Yesterday, New York Governor Andrew Cuomo announced a plan to fast track construction on a new train hall at James A. Farley Building, to be called Moynihan Station, which would house rail service for Long Island Rail Road and Amtrak. Penn Station would continue to be the base for NJ Transit, though it isn’t clear how significant the impact of the LIRR shift will be in practice, since all three railroads will continue to use existing tracks and platforms. Significant renovations also are slated for Penn Station to alleviate cramped and dreary conditions at the rail hub, the country’s busiest.
The idea to use the general post office building to alleviate pressure on Penn Station has been around for decades. What differentiates this plan, according to Cuomo, is that all the funds and approvals are in place to make it happen.
RPA President Tom Wright spoke to media about the plan’s potential impact:
“The vision for the full complex,” Mr. Wright said, “has got to be a seamless, integrated system. Whether someone’s riding Amtrak, the subways or the L.I.R.R., they should be able to enter the complex and get to their platform as quickly as possible.”
Wright praised the governor for reviving the Farley project after years of dormancy, saying that having the great train hall ready first would make the looming new traffic more palatable to commuters. “The governor is making sure the Farley project happens and it feels like he’s putting real dollars into it,” Wright said. “That’s really important.”

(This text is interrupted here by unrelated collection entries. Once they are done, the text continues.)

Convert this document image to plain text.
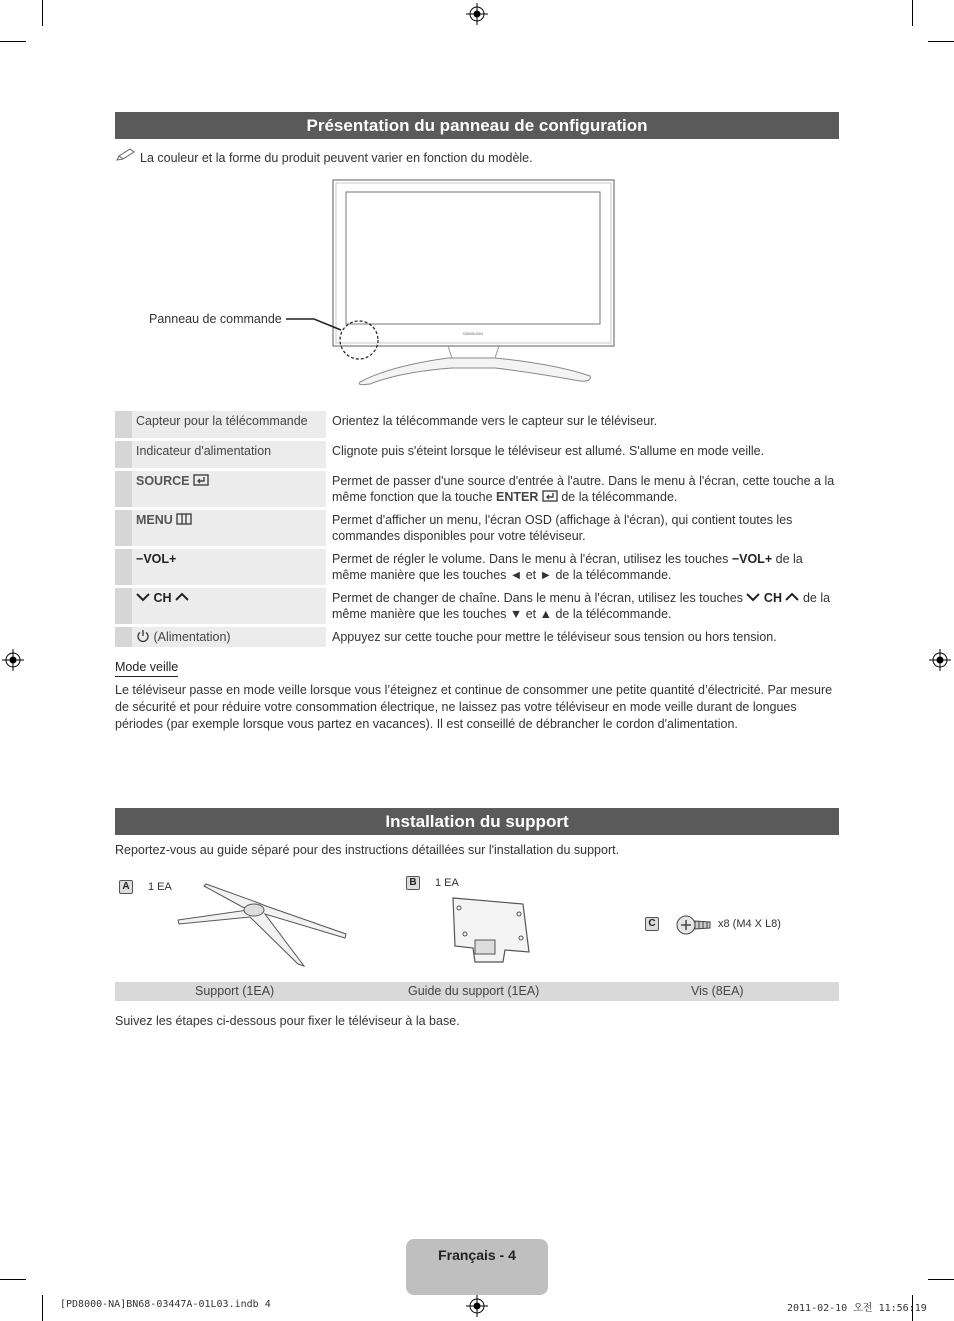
Présentation du panneau de configuration
La couleur et la forme du produit peuvent varier en fonction du modèle.
SAMSUNG
Panneau de commande
	Capteur pour la télécommande	Orientez la télécommande vers le capteur sur le téléviseur.
	Indicateur d'alimentation	Clignote puis s'éteint lorsque le téléviseur est allumé. S'allume en mode veille.
	SOURCE	Permet de passer d'une source d'entrée à l'autre. Dans le menu à l'écran, cette touche a la même fonction que la touche ENTER  de la télécommande.
	MENU	Permet d'afficher un menu, l'écran OSD (affichage à l'écran), qui contient toutes les commandes disponibles pour votre téléviseur.
	−VOL+	Permet de régler le volume. Dans le menu à l'écran, utilisez les touches −VOL+ de la même manière que les touches ◄ et ► de la télécommande.
	CH	Permet de changer de chaîne. Dans le menu à l'écran, utilisez les touches  CH  de la même manière que les touches ▼ et ▲ de la télécommande.
	(Alimentation)	Appuyez sur cette touche pour mettre le téléviseur sous tension ou hors tension.
Mode veille
Le téléviseur passe en mode veille lorsque vous l’éteignez et continue de consommer une petite quantité d’électricité. Par mesure de sécurité et pour réduire votre consommation électrique, ne laissez pas votre téléviseur en mode veille durant de longues périodes (par exemple lorsque vous partez en vacances). Il est conseillé de débrancher le cordon d'alimentation.
Installation du support
Reportez-vous au guide séparé pour des instructions détaillées sur l'installation du support.
A	1 EA	B	1 EA
C	x8 (M4 X L8)
Support (1EA)	Guide du support (1EA)	Vis (8EA)
Suivez les étapes ci-dessous pour fixer le téléviseur à la base.
Français - 4
[PD8000-NA]BN68-03447A-01L03.indb 4	2011-02-10 오전 11:56:19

What is clear, or clearer, is that by the end of 2020, New York City will have a grand new train hall. And that, according to Regional Plan Association president Tom Wright, is a good thing, because Penn Station will need the extra space once Cuomo follows through on his promise to bring Metro-North trains from the Bronx into Penn Station, and once the new LIRR terminal under Grand Central opens up, and Gateway comes online. “What’s important and positive about the statement today is that we can have some confidence that the Farley piece of it will be open in time, because that’s going to be a critical backstop when those other pieces start to move,” he said.